An important thing to notice is that type checking is only used for debugging. We only need to know if a function has been called with the right arguments or not. So we don't actually need to know the exact type of the pointer, we just need to know if it points to the thing we expect. And since this is only used for bug detection, it doesn't matter if we get a few false positives. And it is fine if the test takes a few cycles since we can strip it from our release builds.

Since we just need to know "is the object of this type" we can make test different for each type. So for each type, we can just pick whatever test fits that type best. Some possibilities are:

  • Store a known four byte type marker at the start of the object's memory. To verify the type, just dereference the pointer and check that the first four bytes match the expected marker. (This is the method I use most frequently.)
  • Keep a hash table of all objects of the specified type and check if it is there.
  • For objects that are allocated from a pool, check that the pointer lies within the range of the pool.

Object lifetimes


There are two approaches you can take to ownership of objects in the Lua interface. They can either be Lua owned and destroyed by the garbage collector or they can be owned by the C side and destroyed by explicit function calls. Both approaches have their advantages, but I usually lean towards the latter one. To me it feels more natural that Lua explicitly creates and destroys cameras with World.destroy_camera() rather than cameras just popping out of existence when the garbage collector feels they are no longer used. Also, since in our engine, Lua is an option, not a requirement, it makes more sense to have the ownership on the C side.

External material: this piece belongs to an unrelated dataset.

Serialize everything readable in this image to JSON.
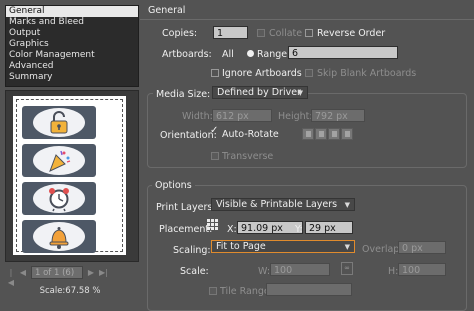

With this approach you have the problem that Lua can hold "dangling pointers" to C objects, which can lead to nasty bugs. (If you took the other approach, you would have the opposite problem, which is equally nasty.)

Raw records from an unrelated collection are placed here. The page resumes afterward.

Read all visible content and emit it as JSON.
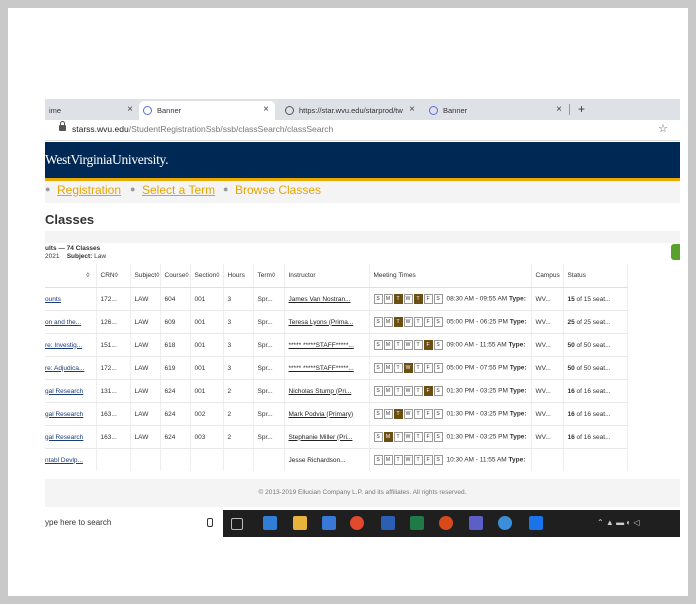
{
  "tabs": [
    {
      "label": "ime"
    },
    {
      "label": "Banner"
    },
    {
      "label": "https://star.wvu.edu/starprod/tw"
    },
    {
      "label": "Banner"
    }
  ],
  "address": {
    "host": "starss.wvu.edu",
    "path": "/StudentRegistrationSsb/ssb/classSearch/classSearch"
  },
  "header": {
    "brand": "WestVirginiaUniversity."
  },
  "breadcrumb": {
    "item1": "Registration",
    "item2": "Select a Term",
    "item3": "Browse Classes"
  },
  "page": {
    "title": "Classes"
  },
  "results": {
    "summary": "ults — 74 Classes",
    "term": "2021",
    "subject_label": "Subject:",
    "subject_value": "Law"
  },
  "columns": [
    "",
    "CRN",
    "Subject",
    "Course",
    "Section",
    "Hours",
    "Term",
    "Instructor",
    "Meeting Times",
    "Campus",
    "Status"
  ],
  "rows": [
    {
      "title": "ounts",
      "crn": "172...",
      "subject": "LAW",
      "course": "604",
      "section": "001",
      "hours": "3",
      "term": "Spr...",
      "instructor": "James Van Nostran...",
      "days_on": [
        false,
        false,
        true,
        false,
        true,
        false,
        false
      ],
      "time": "08:30 AM - 09:55 AM",
      "campus": "WV...",
      "seats": "15",
      "of": "of 15 seat..."
    },
    {
      "title": "on and the...",
      "crn": "126...",
      "subject": "LAW",
      "course": "609",
      "section": "001",
      "hours": "3",
      "term": "Spr...",
      "instructor": "Teresa Lyons (Prima...",
      "days_on": [
        false,
        false,
        true,
        false,
        false,
        false,
        false
      ],
      "time": "05:00 PM - 06:25 PM",
      "campus": "WV...",
      "seats": "25",
      "of": "of 25 seat..."
    },
    {
      "title": "re: Investig...",
      "crn": "151...",
      "subject": "LAW",
      "course": "618",
      "section": "001",
      "hours": "3",
      "term": "Spr...",
      "instructor": "***** *****STAFF*****...",
      "days_on": [
        false,
        false,
        false,
        false,
        false,
        true,
        false
      ],
      "time": "09:00 AM - 11:55 AM",
      "campus": "WV...",
      "seats": "50",
      "of": "of 50 seat..."
    },
    {
      "title": "re: Adjudica...",
      "crn": "172...",
      "subject": "LAW",
      "course": "619",
      "section": "001",
      "hours": "3",
      "term": "Spr...",
      "instructor": "***** *****STAFF*****...",
      "days_on": [
        false,
        false,
        false,
        true,
        false,
        false,
        false
      ],
      "time": "05:00 PM - 07:55 PM",
      "campus": "WV...",
      "seats": "50",
      "of": "of 50 seat..."
    },
    {
      "title": "gal Research",
      "crn": "131...",
      "subject": "LAW",
      "course": "624",
      "section": "001",
      "hours": "2",
      "term": "Spr...",
      "instructor": "Nicholas Stump (Pri...",
      "days_on": [
        false,
        false,
        false,
        false,
        false,
        true,
        false
      ],
      "time": "01:30 PM - 03:25 PM",
      "campus": "WV...",
      "seats": "16",
      "of": "of 16 seat..."
    },
    {
      "title": "gal Research",
      "crn": "163...",
      "subject": "LAW",
      "course": "624",
      "section": "002",
      "hours": "2",
      "term": "Spr...",
      "instructor": "Mark Podvia (Primary)",
      "days_on": [
        false,
        false,
        true,
        false,
        false,
        false,
        false
      ],
      "time": "01:30 PM - 03:25 PM",
      "campus": "WV...",
      "seats": "16",
      "of": "of 16 seat..."
    },
    {
      "title": "gal Research",
      "crn": "163...",
      "subject": "LAW",
      "course": "624",
      "section": "003",
      "hours": "2",
      "term": "Spr...",
      "instructor": "Stephanie Miller (Pri...",
      "days_on": [
        false,
        true,
        false,
        false,
        false,
        false,
        false
      ],
      "time": "01:30 PM - 03:25 PM",
      "campus": "WV...",
      "seats": "16",
      "of": "of 16 seat..."
    },
    {
      "title": "ntabl Devlp...",
      "crn": "",
      "subject": "",
      "course": "",
      "section": "",
      "hours": "",
      "term": "",
      "instructor": "Jesse Richardson...",
      "days_on": [
        false,
        false,
        false,
        false,
        false,
        false,
        false
      ],
      "time": "10:30 AM - 11:55 AM",
      "campus": "",
      "seats": "",
      "of": ""
    }
  ],
  "type_label": "Type:",
  "day_letters": [
    "S",
    "M",
    "T",
    "W",
    "T",
    "F",
    "S"
  ],
  "footer": {
    "text": "© 2013-2019 Ellucian Company L.P. and its affiliates. All rights reserved."
  },
  "taskbar": {
    "search_placeholder": "ype here to search"
  },
  "colors": {
    "navy": "#002855",
    "gold": "#eaaa00",
    "day_on": "#6b4f12",
    "link": "#e8a400"
  }
}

Again, for debugging purposes, we would want to do something similar to what we did with the type information. We would like to know, in debug builds, if the programmer has passed us a pointer to a dead object, so that we can display an error message rather than exhibit undefined behavior.

This is a trickier issue and I haven't found a clear cut solution, but here are some of the techniques I have used:

  • Clear out the marker field of the object when it is freed. That way if you attempt to use it later you will get a type error. Of course, checking this can cause an access violation if the memory has been returned to the system.
  • For objects that get created and destroyed a lot, such as particles or sound instances, let Lua manage them by IDs rather than by raw pointers.
  • Keep a hash table of all known live objects of the type.
  • Let Lua point to the object indirectly through a handle. Use some bits of the pointer to locate the handle and match the rest to a counter in the handle so that you can detect if the handle has been released and repurposed for something else.

Conclusions


Using light instead of full userdata does make things more inconvenient. But as we have seen, there are tricks that help overcome many of these inconveniences.

We still haven't looked at truly the temporary objects, such as Vector3(0,0,0). In my next article I will discuss what can be done about them.

(This has also been posted to the BitSquid blog.)